Stesso percorso dunque per due ragazzi con lo spettacolo nel sangue prossimi a spiccare il volo sulla scia del successo del loro idolo e che poi avrebbero avuto un percorso diverso ma ugualmente con una popolarità internazionale.
“Fu il ‘distintivo’ che mi permise di entrare in avanspettacolo- prosegue Bruno- l’anno dopo e che non mi sarei più tolto di dosso, sino alla nascita dei Brutos nel 1959. Ma solo sulle scene, perché dentro di me “quel” costume lo porto addosso ancora oggi, come nel 1956. Addio Jerry. Grazie per tutto ciò che mi hai insegnato e fatto capire come si può essere Uomo e Comico per tutta una vita con leggerezza e amore per il prossimo. Sei stato unico”.

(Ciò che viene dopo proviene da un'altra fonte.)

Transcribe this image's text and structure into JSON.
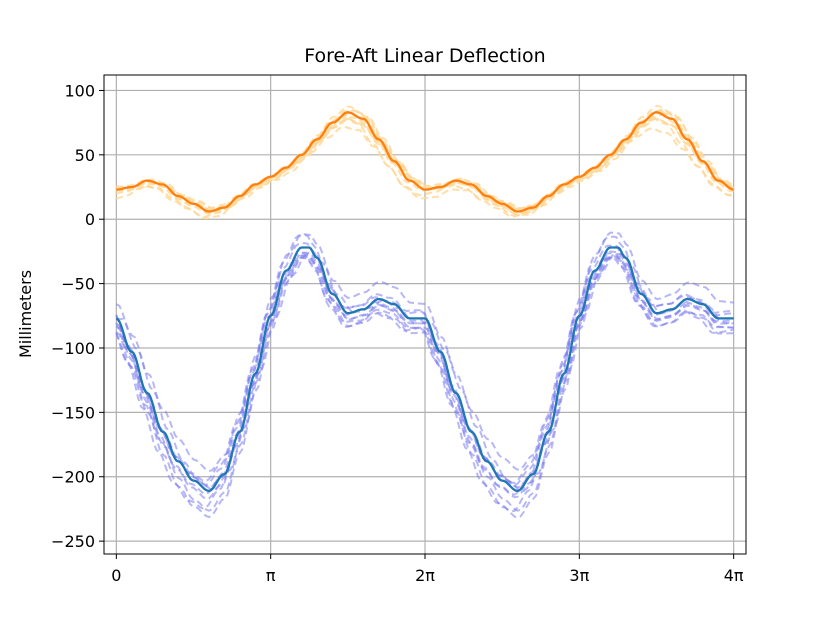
{
  "chart_data": {
    "type": "line",
    "title": "Fore-Aft Linear Deflection",
    "xlabel": "",
    "ylabel": "Millimeters",
    "xlim": [
      -0.08,
      4.08
    ],
    "ylim": [
      -260,
      112
    ],
    "x_unit": "pi",
    "xticks": [
      {
        "value": 0,
        "label": "0"
      },
      {
        "value": 1,
        "label": "π"
      },
      {
        "value": 2,
        "label": "2π"
      },
      {
        "value": 3,
        "label": "3π"
      },
      {
        "value": 4,
        "label": "4π"
      }
    ],
    "yticks": [
      100,
      50,
      0,
      -50,
      -100,
      -150,
      -200,
      -250
    ],
    "grid": true,
    "colors": {
      "orange_mean": "#ff7f0e",
      "orange_samples": "#ffd89a",
      "blue_mean": "#1f77b4",
      "blue_samples": "#7b7bef"
    },
    "series": [
      {
        "role": "mean",
        "color": "#ff7f0e",
        "x": [
          0,
          0.1,
          0.2,
          0.3,
          0.4,
          0.5,
          0.6,
          0.7,
          0.8,
          0.9,
          1.0,
          1.1,
          1.2,
          1.3,
          1.4,
          1.5,
          1.6,
          1.7,
          1.8,
          1.9,
          2.0,
          2.1,
          2.2,
          2.3,
          2.4,
          2.5,
          2.6,
          2.7,
          2.8,
          2.9,
          3.0,
          3.1,
          3.2,
          3.3,
          3.4,
          3.5,
          3.6,
          3.7,
          3.8,
          3.9,
          4.0
        ],
        "y": [
          23,
          25,
          30,
          27,
          18,
          12,
          6,
          9,
          18,
          27,
          33,
          40,
          50,
          62,
          75,
          83,
          78,
          62,
          45,
          30,
          23,
          25,
          30,
          27,
          18,
          12,
          6,
          9,
          18,
          27,
          33,
          40,
          50,
          62,
          75,
          83,
          78,
          62,
          45,
          30,
          23
        ]
      },
      {
        "role": "mean",
        "color": "#1f77b4",
        "x": [
          0,
          0.1,
          0.2,
          0.3,
          0.4,
          0.5,
          0.6,
          0.7,
          0.8,
          0.9,
          1.0,
          1.1,
          1.2,
          1.25,
          1.3,
          1.4,
          1.5,
          1.6,
          1.7,
          1.8,
          1.9,
          2.0,
          2.1,
          2.2,
          2.3,
          2.4,
          2.5,
          2.6,
          2.7,
          2.8,
          2.9,
          3.0,
          3.1,
          3.2,
          3.25,
          3.3,
          3.4,
          3.5,
          3.6,
          3.7,
          3.8,
          3.9,
          4.0
        ],
        "y": [
          -77,
          -103,
          -135,
          -165,
          -188,
          -203,
          -211,
          -198,
          -165,
          -120,
          -75,
          -40,
          -22,
          -22,
          -30,
          -58,
          -73,
          -70,
          -62,
          -66,
          -77,
          -77,
          -103,
          -135,
          -165,
          -188,
          -203,
          -211,
          -198,
          -165,
          -120,
          -75,
          -40,
          -22,
          -22,
          -30,
          -58,
          -73,
          -70,
          -62,
          -66,
          -77,
          -77
        ]
      }
    ]
  }
}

Come Celentano con Tony Renis, anche Gerry fece coppia col futuro cantante dei Brutos Iack Guerrini per riproporre al pubblico italiano, la coppia Jerry Lewis-Dean Martin, ma non furono i soli dalle nostre parti. Anche Ric e Gian infatti iniziarono il loro sodalizio così, imitando quella coppia di Hollywood.

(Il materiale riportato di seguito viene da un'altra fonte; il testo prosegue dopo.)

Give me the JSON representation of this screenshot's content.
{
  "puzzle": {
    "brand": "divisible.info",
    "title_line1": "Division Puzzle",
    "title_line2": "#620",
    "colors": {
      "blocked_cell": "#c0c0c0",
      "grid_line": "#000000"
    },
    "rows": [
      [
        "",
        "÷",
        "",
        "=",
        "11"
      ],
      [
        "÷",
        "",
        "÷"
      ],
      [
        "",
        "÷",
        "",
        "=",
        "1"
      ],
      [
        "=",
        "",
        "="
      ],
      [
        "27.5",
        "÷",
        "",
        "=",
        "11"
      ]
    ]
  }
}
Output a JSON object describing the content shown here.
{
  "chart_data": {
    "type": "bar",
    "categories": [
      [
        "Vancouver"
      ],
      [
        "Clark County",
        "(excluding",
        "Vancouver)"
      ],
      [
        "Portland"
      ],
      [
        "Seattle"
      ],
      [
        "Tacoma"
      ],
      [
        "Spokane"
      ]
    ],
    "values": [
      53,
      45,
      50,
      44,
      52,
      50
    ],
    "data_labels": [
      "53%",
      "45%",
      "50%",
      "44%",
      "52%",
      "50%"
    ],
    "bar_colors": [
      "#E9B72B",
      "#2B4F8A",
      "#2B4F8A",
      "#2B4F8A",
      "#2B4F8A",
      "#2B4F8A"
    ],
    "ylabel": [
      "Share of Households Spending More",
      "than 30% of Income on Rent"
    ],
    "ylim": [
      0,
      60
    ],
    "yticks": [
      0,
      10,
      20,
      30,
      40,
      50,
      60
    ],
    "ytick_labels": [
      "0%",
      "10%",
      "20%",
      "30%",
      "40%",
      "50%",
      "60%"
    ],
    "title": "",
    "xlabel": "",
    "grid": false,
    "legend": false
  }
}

Ric, al secolo Riccardo Miniggio, cominciò proprio come imitatore di Lewis all’”Ideal” di Torino prima di conoscere Gian Fabio Bosco che lavorava con Gilberto Govi, poi quando i due si misero in coppia decisero di chiamarsi Jerry e Fabio ispirandosi al duo americano che stava spopolando al cinema, scelta azzeccata perché li fece approdare grazie al loro estro e brio al “Crazy Horse” di Parigi prima di sfondare anche in Italia insieme ad altri debuttanti eccellenti come Paolo Villaggio e Cochi Renato in tv.

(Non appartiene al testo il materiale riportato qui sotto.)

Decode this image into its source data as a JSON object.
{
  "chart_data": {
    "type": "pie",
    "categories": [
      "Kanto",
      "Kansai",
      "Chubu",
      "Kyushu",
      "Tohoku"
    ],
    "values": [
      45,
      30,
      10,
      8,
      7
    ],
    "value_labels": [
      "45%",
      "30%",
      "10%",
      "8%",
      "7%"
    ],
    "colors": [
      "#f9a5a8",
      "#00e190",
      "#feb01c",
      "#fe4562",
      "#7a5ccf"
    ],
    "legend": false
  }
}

“Orfano” da qualche anno del compagno di tante avventure artistiche Gian, Ric non se l’è sentita di commentare pubblicamente la scomparsa del suo mito di gioventù a cui deve tutto. Contattato per una testimonianza, ha declinato l’invito preferendo restare in silenzio coi suoi pensieri e ricordi. Il clown che ha divertito grandi e piccoli senza distinzione, ora è triste e piange il suo capocomico. Come tutto il pubblico che lo ha amato.